Mi, 19. September 2018

Matchfieber steigt

16.09.2018 08:45

Derby: Brasilo-Waffen und „Tage des Donners“!

 Mit Venuto und Ewandro hat Austria zwei „Zauberer“ im Talon. Einer in der Startelf? Rapid bläst im Derby zur Attacke, ist aber seit 2014 gegen die Austria in Hütteldorf sieglos. Schwab: „Ich will, dass das Stadion kopfsteht.“ 

Austria-Trainer Thomas Letsch ließ im Vorfeld die Katze nicht aus dem Sack, bei Taktik und Personal soll der Gegner rätseln.
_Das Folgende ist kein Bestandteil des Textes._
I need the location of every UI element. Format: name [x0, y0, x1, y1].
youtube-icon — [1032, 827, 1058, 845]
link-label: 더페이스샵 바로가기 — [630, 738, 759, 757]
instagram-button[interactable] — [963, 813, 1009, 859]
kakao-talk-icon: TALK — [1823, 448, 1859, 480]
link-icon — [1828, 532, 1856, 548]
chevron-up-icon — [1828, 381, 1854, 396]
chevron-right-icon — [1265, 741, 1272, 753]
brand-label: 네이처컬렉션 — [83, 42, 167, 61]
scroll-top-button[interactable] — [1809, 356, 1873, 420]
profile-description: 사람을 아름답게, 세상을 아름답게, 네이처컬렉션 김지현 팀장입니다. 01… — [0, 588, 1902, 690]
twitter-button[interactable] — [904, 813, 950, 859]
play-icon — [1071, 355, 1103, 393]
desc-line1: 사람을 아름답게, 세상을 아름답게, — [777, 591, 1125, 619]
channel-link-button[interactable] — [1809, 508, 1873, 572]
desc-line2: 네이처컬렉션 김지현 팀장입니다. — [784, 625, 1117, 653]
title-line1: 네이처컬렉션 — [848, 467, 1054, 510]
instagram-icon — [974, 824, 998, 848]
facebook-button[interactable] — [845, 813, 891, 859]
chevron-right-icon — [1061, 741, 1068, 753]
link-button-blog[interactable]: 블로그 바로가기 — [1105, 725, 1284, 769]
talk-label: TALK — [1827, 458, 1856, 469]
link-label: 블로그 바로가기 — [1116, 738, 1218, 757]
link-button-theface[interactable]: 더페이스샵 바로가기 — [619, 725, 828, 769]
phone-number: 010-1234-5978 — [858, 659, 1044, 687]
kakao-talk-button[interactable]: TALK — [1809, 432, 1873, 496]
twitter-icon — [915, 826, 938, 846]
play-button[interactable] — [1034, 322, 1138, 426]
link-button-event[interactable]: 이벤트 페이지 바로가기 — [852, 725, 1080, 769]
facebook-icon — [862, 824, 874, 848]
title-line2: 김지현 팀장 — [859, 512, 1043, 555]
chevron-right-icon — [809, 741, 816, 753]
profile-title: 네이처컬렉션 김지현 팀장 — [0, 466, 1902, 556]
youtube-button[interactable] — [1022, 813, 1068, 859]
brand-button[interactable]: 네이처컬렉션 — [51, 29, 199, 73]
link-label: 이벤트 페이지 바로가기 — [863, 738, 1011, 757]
Auf jeden Fall hat er mit Lucas Henrique Ferreira Venuto (23) und Ewandro Felipe de Lima Costa (22) zwei brasilianische Offensiv-Waffen im Talon, möglich, dass einer der beiden violetten „Zauberer“ auch beginnt. Sicher nicht Ewandro (im Bild unten rechts), der erst seit knapp zwei Wochen mit der Mannschaft trainiert, vor der Länderspielpause bei den Young Violets den Siegestreffer in Klagenfurt erzielt hatte: „Aber im Kader ist er auf jeden Fall“, so Letsch. Als Joker.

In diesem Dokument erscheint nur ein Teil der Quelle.